How do we notice holiness? It can take us by surprise. I’ve just joined the chaplain’s rota at Fountains Abbey. Apparently the local Methodist minister is included because he or she has churches within the Anglican Fountains Benefice. I’m not complaining! I get to wander about and speak to people visiting that beautiful place.
Some are tourists, but others make a pilgrimage and are deeply moved by being part of the story of divine encounter joining the monks of old, others just find having the space in a busy life to discover other priorities. Holiness does its stuff. Folk looking up, see a glimpse of the glory of God even if some of them don’t name their nice day out as that.
We can do that in church too, you know. We gather to notice the holiness already here. All our worship is a response to an encounter with a God who is above us and beyond us yet comes down to us in Jesus. I know we have to have discussions when we come about the boiler and how we pay the circuit assessment or another worry we have, but I just worry what seems to be coming first…
Maybe we need to learn from Isaiah. He could do no other than look up when he was in the Temple that day. He was overwhelmed by the theophany around him. You know the story recorded in the sixth chapter of the first Isaiah’s prophecy. There are three Isaiah’s of course. Here’s Isaiah number 1 at worship. He said “Woe is me. I am lost. He was undone, because he came before the great and wonderful God, he was worshipping with his whole being, and God was so great, he for a while felt inadequate.
King Uzziah’s reign was at an end, and Isaiah saw the true and eternal king, and heaven manifested right there in that Temple. Fiery angelic beings, seraphim, attended the king, they sang that his glory and holiness will fill the whole world. The foundations of the Temple were shaken by the noise of the hymn, and the smoke of the incense of the heavenly worship filled the building, and Isaiah cried out first that he was unworthy to be there, polluted by his own sins and those of his people. Surely he must perish!
But one of the seraphim flew to the altar of incense and with the priest’s tongs takes a burning coal and touches Isaiah’s lips and his sin is purged and expiated, and his lips in particular are ready for the service of God.
Isaiah had an experience of the divine, and is changed by it.

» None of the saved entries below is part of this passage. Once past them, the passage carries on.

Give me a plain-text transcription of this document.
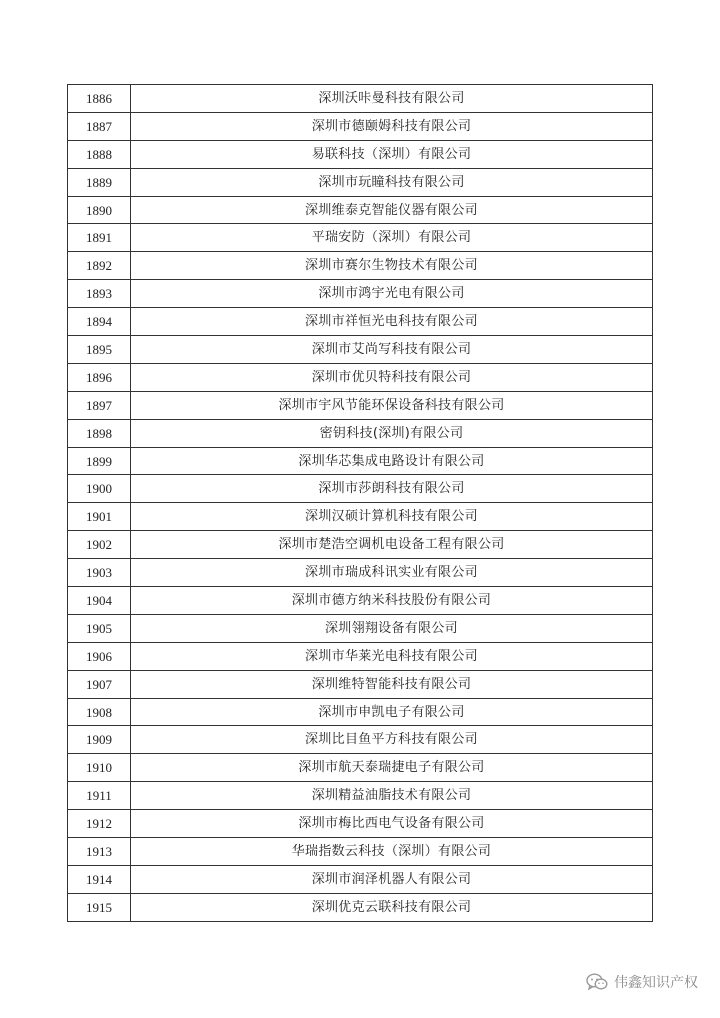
1886	深圳沃咔曼科技有限公司
1887	深圳市德颐姆科技有限公司
1888	易联科技（深圳）有限公司
1889	深圳市玩瞳科技有限公司
1890	深圳维泰克智能仪器有限公司
1891	平瑞安防（深圳）有限公司
1892	深圳市赛尔生物技术有限公司
1893	深圳市鸿宇光电有限公司
1894	深圳市祥恒光电科技有限公司
1895	深圳市艾尚写科技有限公司
1896	深圳市优贝特科技有限公司
1897	深圳市宇风节能环保设备科技有限公司
1898	密钥科技(深圳)有限公司
1899	深圳华芯集成电路设计有限公司
1900	深圳市莎朗科技有限公司
1901	深圳汉硕计算机科技有限公司
1902	深圳市楚浩空调机电设备工程有限公司
1903	深圳市瑞成科讯实业有限公司
1904	深圳市德方纳米科技股份有限公司
1905	深圳翎翔设备有限公司
1906	深圳市华莱光电科技有限公司
1907	深圳维特智能科技有限公司
1908	深圳市申凯电子有限公司
1909	深圳比目鱼平方科技有限公司
1910	深圳市航天泰瑞捷电子有限公司
1911	深圳精益油脂技术有限公司
1912	深圳市梅比西电气设备有限公司
1913	华瑞指数云科技（深圳）有限公司
1914	深圳市润泽机器人有限公司
1915	深圳优克云联科技有限公司
伟鑫知识产权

He looked up and wow – he would never be the same. He noticed the holiness already there. I read a magazine article this week about daring to be in the presence of God, even for a little while and being really open to his will. It said you need to be receptive to what God might want to give you. I wonder what would happen if we spent time being honest about how we feel as we enter this place before worship and what emotions come here.
As a leader of worship, I am always conscious in the congregation are all sorts of moods, problems, joys, people in need, people feeling they don’t matter, people who need God to speak to them just as they are.
The writer went on to say that most important is offering a period of time to God and sticking to it, trusting that God will use that time, and asking the Holy Spirit to guide us.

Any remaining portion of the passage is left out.